# IBGA National Show?



## HoosierShadow (Apr 20, 2010)

Anyone going? We don't have anything that would hold up with such competition, but if I can I'd like to take the kids and just go watch, I hear it is a really nice show, and it will be in Louisville which is an hour drive for us.


----------



## toth boer goats (Jul 20, 2008)

To far for me...but it is fun to watch.... :thumb: :hi5:


----------



## Dodge 'Em (Jan 13, 2011)

I dont know if I will be able to go or not.....I would like to! Also depends on how I do next weekend! LOL If I stand at the wrong end of the line, then no, I wont go!


----------



## HoosierShadow (Apr 20, 2010)

Yeah Pam I think that is a bit of a drive! Wish it wasn't though I'd love to meet you and your beautiful goats! 
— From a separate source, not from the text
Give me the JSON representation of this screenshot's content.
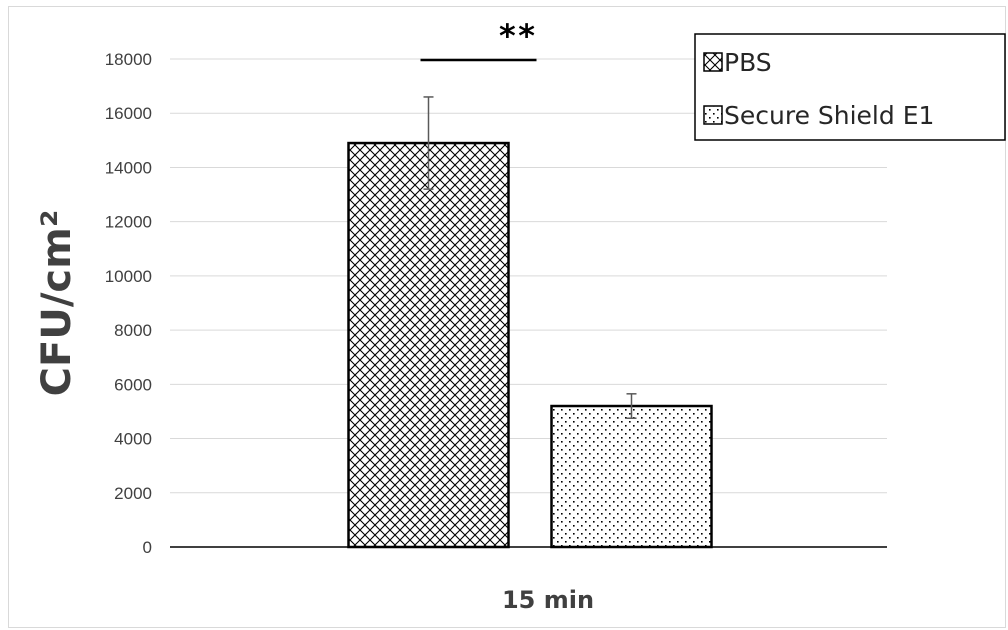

Good Luck this weekend Kathy! I hope you do well! And who knows, you just might get to make that trip to Louisville!  It all depends on what is going on for us to be able to go, but I hear it should be fun. We don't plan on getting stock for shows like that, or getting that serious. We just want meat goats, but want our kids to have fun in 4-H  Maybe one day....but not any time soon!


----------



## toth boer goats (Jul 20, 2008)

> Yeah Pam I think that is a bit of a drive! Wish it wasn't though I'd love to meet you and your beautiful goats!


 :thumb: :hug:


----------



## AlaskaBoers (May 7, 2008)

take photos!!


----------



## Renegade (Mar 2, 2008)

We're planning on going. It will be our first time to Nationals.

Donna Finley
Finley Boers


----------



## HoosierShadow (Apr 20, 2010)

Great Donna! I hope to be going <unless something drastic happens!> so we'll have to look for you & your goats!!


----------



## Renegade (Mar 2, 2008)

Look forward to meeting you. Just look for our signs on our pens.
Where are you coming from Hoosier?

Donna


----------



## RPC (Nov 6, 2009)

When is it?


----------



## Renegade (Mar 2, 2008)

July 7, 8, 9 in Louisville KY


----------



## RPC (Nov 6, 2009)

I will see what I am doing and maybe make it down one or two of the days. It would be cool to watch.


----------



## GotmygoatMTJ (Apr 25, 2009)

Wants to go! The only big show I've ever been to was Regionals!
Would love to watch, and meet everybody!


----------



## HoosierShadow (Apr 20, 2010)

We could have a get together! 

I am coming from west of Lexington off of I-64, so Louisville is only about an hour drive


----------



## RPC (Nov 6, 2009)

Its like a 4-5 hour drive for me depending on traffic. I will just have to check my schedule and make sure I have enough money.


----------



## Renegade (Mar 2, 2008)

It's a long haul for us. About 6-7 hours. I've noticed hotels in the area are a little high. Anyone have recommendations on where to stay?

Donna


----------



## Dodge 'Em (Jan 13, 2011)

Hey Renegade,
Your doe Timeless Beauty is the same bloodlines as my buck, Icon. Icon's dam must be a twin to your doe's dam.


----------



## Renegade (Mar 2, 2008)

Hey Kathy,

We have 2 "Right On Target" does. I absolutely love these does. The one that is related to your buck is X126. She is out of Jerico Farms T89 and you're buck is out of T90.

Donna


----------